The spirits of the second sons were not lying: this was the first time they’d found this island. “Several days ago we agreed to meet over at Petrel Ridge and get ready to greet the next member of our company: you. That was the first time we noticed the edge of this floating island on which you’ve landed. The day of your leave-taking, we all hastened back to Wayo Wayo to hear the elders sing the psalm of farewell, praise Kabang’s wisdom and celebrate the island’s riches, your bravery and Rasula’s beauty. Every day, when we incarnate, transform into our sperm whale avatars at daybreak, we tagged alongside your boat, until it sank. You mustn’t blame us. We are the dead, the spirits of the second sons, duty-bound to observe what happens without offering help or doing harm. We never expected that you would show the strength of a fish, that you just would not die. We’ve followed you all this way, and we saw a current carry you onto this island,” said the gray-haired one, who seemed to be the leader.
Another thickset youth with a toothless mouth like a yawning cavity added, “We saw right away how strange this island was, and guessed it might be a trap set by Kabang, or a trial.”
“But then we noticed something else,” the gray-haired youth said.
“What was that?”
“That this island was moving. That it might float beyond the range of the spirits of Wayo Wayo.”
“Beyond the range of the spirits of Wayo Wayo?”
“That’s correct: there is an invisible line we cannot pass.”
“You mean that if I’m still alive when this island crosses the line then you won’t stay by my side?”
“May the sea bless you. If you die out there, your spirit will drift forlorn on an infinite sea.”
“So I can only join you if I go and drown myself now?”
“Don’t ever do that. Anyone from Wayo Wayo who commits suicide will turn into a jellyfish. Jellyfish can’t recognize one another. You don’t really want to become a jellyfish, do you?”
Atile’i had no wish to become a jellyfish. But now the spirits of the second sons were out of ideas. They waited with Atile’i for dawn. Actually, to the spirits, dawn no longer had any meaning, it was merely the time when, at the first light of day, they would dive into the water and turn into sperm whales. At night, after regaining their ghostly forms, they would wander on the sea, singing, zoning out, waiting for the arrival of the next second son. The sperm whales into which the spirits transformed during the day were pretty much the same as actual sperm whales. The only difference was that the sperm whale avatars wept.
Atile’i could only wait until the island silently crossed the borderline and left the spirits of the second sons behind at a speed that was hard to grasp and which neither wind nor rain, tide nor dream, could change. When thrice the moon and the sun had traded places, the spirits of the second sons could barely make out the edge of the island when they emerged above the surface. “Atile’i! Atile’i!” they shouted, but their shouts changed into flying fish, leaping over the water and plopping into the waves.
“Now it’s just me.” It took Atile’i two alternations of sun and moon to face the fact that he would have to bestir himself to survive. He tried catching fish, collecting rainwater, and weaving warm clothes out of various things he found here and there on the island. But though he was an expert fisherman, Atile’i was no good at weaving. When he draped himself with the garments he’d pieced together, he looked like a gaudy bird.

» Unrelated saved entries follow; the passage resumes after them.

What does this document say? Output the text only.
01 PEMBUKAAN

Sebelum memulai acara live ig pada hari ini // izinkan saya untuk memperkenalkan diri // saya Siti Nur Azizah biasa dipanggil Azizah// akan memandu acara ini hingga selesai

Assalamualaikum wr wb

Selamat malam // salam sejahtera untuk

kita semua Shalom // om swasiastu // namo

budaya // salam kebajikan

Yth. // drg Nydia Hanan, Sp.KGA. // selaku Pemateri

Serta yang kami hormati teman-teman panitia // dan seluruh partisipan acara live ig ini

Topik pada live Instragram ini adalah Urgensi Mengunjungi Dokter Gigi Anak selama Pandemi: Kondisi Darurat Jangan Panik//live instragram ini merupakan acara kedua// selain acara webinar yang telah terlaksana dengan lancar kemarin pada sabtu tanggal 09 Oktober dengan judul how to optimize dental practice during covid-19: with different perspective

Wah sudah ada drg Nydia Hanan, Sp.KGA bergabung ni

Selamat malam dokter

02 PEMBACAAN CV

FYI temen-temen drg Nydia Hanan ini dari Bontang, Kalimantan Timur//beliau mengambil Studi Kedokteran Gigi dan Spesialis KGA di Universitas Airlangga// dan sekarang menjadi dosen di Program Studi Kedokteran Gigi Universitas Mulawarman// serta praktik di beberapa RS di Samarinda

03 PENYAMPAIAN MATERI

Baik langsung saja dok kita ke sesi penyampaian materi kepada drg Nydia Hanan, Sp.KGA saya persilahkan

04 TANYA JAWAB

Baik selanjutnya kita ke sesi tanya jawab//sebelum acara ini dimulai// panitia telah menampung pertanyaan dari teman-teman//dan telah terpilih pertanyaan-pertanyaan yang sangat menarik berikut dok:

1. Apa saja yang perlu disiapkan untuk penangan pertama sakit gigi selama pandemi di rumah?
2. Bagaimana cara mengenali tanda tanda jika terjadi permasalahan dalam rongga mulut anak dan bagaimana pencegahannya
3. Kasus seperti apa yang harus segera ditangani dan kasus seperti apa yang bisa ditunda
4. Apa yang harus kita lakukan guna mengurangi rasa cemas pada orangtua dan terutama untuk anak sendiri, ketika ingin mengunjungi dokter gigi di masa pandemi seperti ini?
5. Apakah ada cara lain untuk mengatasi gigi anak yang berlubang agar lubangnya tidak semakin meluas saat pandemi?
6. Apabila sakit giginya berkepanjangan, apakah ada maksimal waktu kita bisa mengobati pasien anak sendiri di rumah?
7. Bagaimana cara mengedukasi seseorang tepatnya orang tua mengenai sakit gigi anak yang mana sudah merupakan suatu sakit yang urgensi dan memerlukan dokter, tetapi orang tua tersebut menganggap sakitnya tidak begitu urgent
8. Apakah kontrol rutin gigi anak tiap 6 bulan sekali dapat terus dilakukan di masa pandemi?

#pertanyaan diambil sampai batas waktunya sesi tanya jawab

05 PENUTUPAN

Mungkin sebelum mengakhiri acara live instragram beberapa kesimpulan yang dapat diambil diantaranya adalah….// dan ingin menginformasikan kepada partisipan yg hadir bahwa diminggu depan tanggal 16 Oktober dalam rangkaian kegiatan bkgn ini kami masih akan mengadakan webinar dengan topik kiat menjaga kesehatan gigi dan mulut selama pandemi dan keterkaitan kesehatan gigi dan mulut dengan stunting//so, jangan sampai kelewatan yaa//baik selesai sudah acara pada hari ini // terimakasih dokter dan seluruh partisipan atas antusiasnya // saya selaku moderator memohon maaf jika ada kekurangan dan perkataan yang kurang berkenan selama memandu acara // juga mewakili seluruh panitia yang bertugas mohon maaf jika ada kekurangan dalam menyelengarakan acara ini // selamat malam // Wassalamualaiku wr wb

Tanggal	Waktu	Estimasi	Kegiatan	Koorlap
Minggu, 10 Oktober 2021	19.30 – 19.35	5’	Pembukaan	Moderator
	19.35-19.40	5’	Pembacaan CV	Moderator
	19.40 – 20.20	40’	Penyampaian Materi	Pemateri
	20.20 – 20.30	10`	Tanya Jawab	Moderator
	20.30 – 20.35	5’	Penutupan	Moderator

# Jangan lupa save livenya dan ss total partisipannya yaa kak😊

Several days after picking up a kind of flexible club, Atile’i had the bright idea of grinding one end into a point and attaching something else he’d found, which was also elastic. In doing so, he had made himself a spear gun. He used the same method to make himself a gawana. Made out of different materials, it was more resilient and springy than the ones on Wayo Wayo. There was also a kind of ball that was harder than the pit of a fruit but bouncy, which could be hurled out beyond a gawana’s striking distance at birds in flight. Atile’i learned the hurling stance for the ball from a book he had found. There were colorful pictures in the book, and finely printed “words.” (Though people on Wayo Wayo did not have writing, the Sea Sage and Earth Sage still had many “books.”) Inside the book he found a picture of a man with the same brown skin as himself. Atile’i thought his stance was perfect, and the man’s hurling hand was aglow.
Evening was the best time to catch waterfowl and sea turtles with his custom gawana. At first he could only stun the turtles, yank out their heads and suck blood from their necks. Then one day he found a shiny knife on the other side of the island. It was the sharpest knife he had ever seen. (They only had stone knives on Wayo Wayo). With it, he could dine on turtle meat, which was like sea cucumber but firmer. Sometimes a turtle would keep flapping its flippers after he had sliced its abdomen open, as if it was still underwater.
But later Atile’i saw there were actually lots of dead sea turtles around the island. When he butchered them, he often found indigestible objects in their stomachs. “Did the sea turtles die from eating a piece of the island?” Atile’i wondered. Except for the water he collected, he had better avoid ingesting anything on the island.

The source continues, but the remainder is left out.